Mais je souhaiterais maintenant me concentrer sur ce qu'il est possible de mettre en oeuvre pour lutter contre l'exclusion par l'économie. Malgré la politique générale de l'emploi qui consiste à aider les gens à sortir du chômage, il ne sera pas possible de créer les conditions permettant à tout le monde de devenir salarié. C'est pourquoi il est fondamental d'encourager la création d'emplois indépendants et donc d'entreprises. Le mécanisme du micro-crédit se présente de manières différentes dans les pays du Sud où 80% des gens n'ont pas accès au crédit et en France où presque tout le monde a un compte dans une banque et a la possibilité de lancer une entreprise. Toutefois, en raison du système de protection sociale dont nous bénéficions, il est moins tentant de monter une société dans notre pays qu'ailleurs, dans des Etats où les gens n'ont pas d'autres moyens pour survivre que de concevoir leur emploi ; cette réticence à la création d'entreprise s'expliquant aussi par le fait qu'elle peut obliger certains, vivant notamment dans les quartiers, à passer d'une économie informelle, voire même criminelle, à une économie formelle.

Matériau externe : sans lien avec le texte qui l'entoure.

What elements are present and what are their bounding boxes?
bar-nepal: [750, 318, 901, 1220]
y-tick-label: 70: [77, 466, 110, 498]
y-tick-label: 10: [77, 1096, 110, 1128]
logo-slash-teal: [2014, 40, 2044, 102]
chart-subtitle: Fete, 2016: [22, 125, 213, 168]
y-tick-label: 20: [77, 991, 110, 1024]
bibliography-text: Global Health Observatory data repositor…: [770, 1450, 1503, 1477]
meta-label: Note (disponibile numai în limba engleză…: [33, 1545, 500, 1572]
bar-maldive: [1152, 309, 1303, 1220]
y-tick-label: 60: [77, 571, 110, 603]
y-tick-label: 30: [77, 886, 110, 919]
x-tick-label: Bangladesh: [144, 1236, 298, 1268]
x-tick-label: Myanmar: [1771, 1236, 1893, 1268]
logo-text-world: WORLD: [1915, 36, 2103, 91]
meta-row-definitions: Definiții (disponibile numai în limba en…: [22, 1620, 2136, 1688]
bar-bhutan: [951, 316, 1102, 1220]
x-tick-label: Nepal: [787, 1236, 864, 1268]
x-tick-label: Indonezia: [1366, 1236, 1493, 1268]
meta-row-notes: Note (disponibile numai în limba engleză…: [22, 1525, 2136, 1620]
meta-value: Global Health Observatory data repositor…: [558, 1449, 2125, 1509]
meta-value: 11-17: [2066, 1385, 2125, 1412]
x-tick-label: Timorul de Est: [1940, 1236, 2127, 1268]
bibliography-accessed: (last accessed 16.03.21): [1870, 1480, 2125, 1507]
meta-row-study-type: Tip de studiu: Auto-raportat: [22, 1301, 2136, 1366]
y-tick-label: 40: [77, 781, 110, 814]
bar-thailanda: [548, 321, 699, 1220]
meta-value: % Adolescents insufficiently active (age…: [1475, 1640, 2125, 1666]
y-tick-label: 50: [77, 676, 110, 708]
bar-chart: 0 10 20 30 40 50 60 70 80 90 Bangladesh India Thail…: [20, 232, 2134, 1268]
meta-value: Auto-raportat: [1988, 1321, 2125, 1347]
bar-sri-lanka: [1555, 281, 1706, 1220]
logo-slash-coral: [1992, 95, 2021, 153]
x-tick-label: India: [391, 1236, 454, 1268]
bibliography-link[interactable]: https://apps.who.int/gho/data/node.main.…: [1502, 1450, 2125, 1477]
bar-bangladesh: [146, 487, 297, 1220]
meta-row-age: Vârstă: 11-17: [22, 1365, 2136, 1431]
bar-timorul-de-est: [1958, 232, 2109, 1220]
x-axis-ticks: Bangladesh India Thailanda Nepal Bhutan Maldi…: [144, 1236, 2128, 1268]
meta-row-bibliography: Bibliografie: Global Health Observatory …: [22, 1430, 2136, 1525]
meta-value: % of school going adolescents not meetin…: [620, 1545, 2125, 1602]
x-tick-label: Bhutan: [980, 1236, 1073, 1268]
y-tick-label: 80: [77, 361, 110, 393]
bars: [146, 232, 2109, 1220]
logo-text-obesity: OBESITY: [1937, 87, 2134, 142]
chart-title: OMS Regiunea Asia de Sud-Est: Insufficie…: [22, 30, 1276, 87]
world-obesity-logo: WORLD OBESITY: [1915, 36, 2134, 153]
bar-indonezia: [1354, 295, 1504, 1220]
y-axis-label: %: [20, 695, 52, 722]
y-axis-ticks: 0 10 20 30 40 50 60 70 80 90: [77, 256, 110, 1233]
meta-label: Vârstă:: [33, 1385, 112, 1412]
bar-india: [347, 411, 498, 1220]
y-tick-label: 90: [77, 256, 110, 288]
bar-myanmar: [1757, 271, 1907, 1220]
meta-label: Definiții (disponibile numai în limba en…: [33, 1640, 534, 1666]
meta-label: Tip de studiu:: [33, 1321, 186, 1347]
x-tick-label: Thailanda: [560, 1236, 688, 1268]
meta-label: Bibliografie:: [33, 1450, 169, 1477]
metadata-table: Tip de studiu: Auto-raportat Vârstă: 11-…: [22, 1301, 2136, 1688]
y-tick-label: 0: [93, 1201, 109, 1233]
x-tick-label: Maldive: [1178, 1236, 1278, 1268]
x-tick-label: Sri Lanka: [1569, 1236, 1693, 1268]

Or, l'exclusion frappe surtout les quartiers. Nous estimons qu'il existe en France environ 300 000 jeunes aptes à monter une entreprise, mais qui ne peuvent le faire par la faute d'obstacles qui se dressent sur leur chemin. Ces 300 000 jeunes sont en situation d'exclusion et le seront de plus en plus car ils ne possèdent pas de diplômes et d'entregent. Leur exclusion se traduit par de la passivité, de la criminalité pour une petite partie d'entre eux et, pour une autre partie d'entre eux, infime, par de la violence exercée sous toutes ses formes.

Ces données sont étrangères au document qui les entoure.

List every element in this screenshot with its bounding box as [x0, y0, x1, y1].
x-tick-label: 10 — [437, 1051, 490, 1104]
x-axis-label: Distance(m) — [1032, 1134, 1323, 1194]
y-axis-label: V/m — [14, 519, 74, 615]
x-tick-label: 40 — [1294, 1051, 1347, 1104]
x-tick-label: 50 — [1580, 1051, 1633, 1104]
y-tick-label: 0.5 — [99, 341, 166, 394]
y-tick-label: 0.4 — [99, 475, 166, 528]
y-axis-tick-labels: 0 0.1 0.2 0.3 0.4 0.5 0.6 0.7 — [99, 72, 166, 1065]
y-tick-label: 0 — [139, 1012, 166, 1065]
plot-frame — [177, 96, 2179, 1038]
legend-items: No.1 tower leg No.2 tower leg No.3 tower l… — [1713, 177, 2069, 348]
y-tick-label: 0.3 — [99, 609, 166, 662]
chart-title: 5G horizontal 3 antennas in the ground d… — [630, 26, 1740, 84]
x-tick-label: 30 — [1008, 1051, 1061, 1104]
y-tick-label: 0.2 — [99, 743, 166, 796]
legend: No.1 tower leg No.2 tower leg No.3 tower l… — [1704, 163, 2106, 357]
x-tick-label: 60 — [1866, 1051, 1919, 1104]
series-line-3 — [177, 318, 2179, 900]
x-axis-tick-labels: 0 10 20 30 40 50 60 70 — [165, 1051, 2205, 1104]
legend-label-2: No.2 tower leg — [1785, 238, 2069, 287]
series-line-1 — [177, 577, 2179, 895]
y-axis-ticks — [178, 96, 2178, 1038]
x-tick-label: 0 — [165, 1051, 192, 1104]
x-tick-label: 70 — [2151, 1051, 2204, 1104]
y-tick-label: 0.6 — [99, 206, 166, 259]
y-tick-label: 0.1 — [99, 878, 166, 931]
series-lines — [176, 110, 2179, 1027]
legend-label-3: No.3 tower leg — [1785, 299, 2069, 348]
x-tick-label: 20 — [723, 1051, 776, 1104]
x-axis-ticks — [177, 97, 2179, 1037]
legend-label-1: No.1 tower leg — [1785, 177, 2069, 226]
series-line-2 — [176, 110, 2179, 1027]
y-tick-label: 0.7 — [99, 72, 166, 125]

Aujourd'hui, nous savons qu'il est possible de lutter contre la pauvreté. Il y a besoin, pour cela, de mobiliser des moyens. La plupart des gens au chômage, qui se trouvent marginalisés et dans un grand état de détresse morale, peuvent créer leur entreprise et retrouver leur dignité. PlaNet Finance, comme deux ou trois organisations, a tenté l'expérience d'installer, dans plusieurs quartiers, de petites équipes financées essentiellement par la Caisse des dépôts et consignations, des collectivités locales et des entrepreneurs et ayant pour but de visiter les tours pour repérer les gens en situation de détresse et leur demander s'ils n'ont pas un projet à mettre en oeuvre qui leur tient à coeur. Nous avons conduit cette initiative dans six quartiers pour l'instant. Elle nous a permis d'établir des milliers de contacts, d'amener de nombreux jeunes à travailler sur un projet et même sur des études de marchés et d'accompagner certains auprès des banques qui ne les auraient jamais reçus sans notre présence. Il existe des discriminations au travail, mais aussi au niveau du crédit. L'accompagnement que nous assurons est essentiel et aboutit à obtenir des résultats. Je pourrais vous citer des dizaines d'exemples de réussite. En particulier, à Aulnay-sous-Bois, nous avons accueilli un gamin qui détient tous les atouts pour réussir dans la vie. Il est amputé d'une jambe, a quitté l'école à l'âge de douze ans et a une proche ressemblance avec Ben Laden. Pendant un an, il a appris, au contact du responsable de notre antenne locale, l'informatique. Puis il a créé, avec notre soutien, une agence spécialisée dans la réalisation de sites Internet. Il emploie aujourd'hui deux employés et travaille pour de grandes entreprises parisiennes.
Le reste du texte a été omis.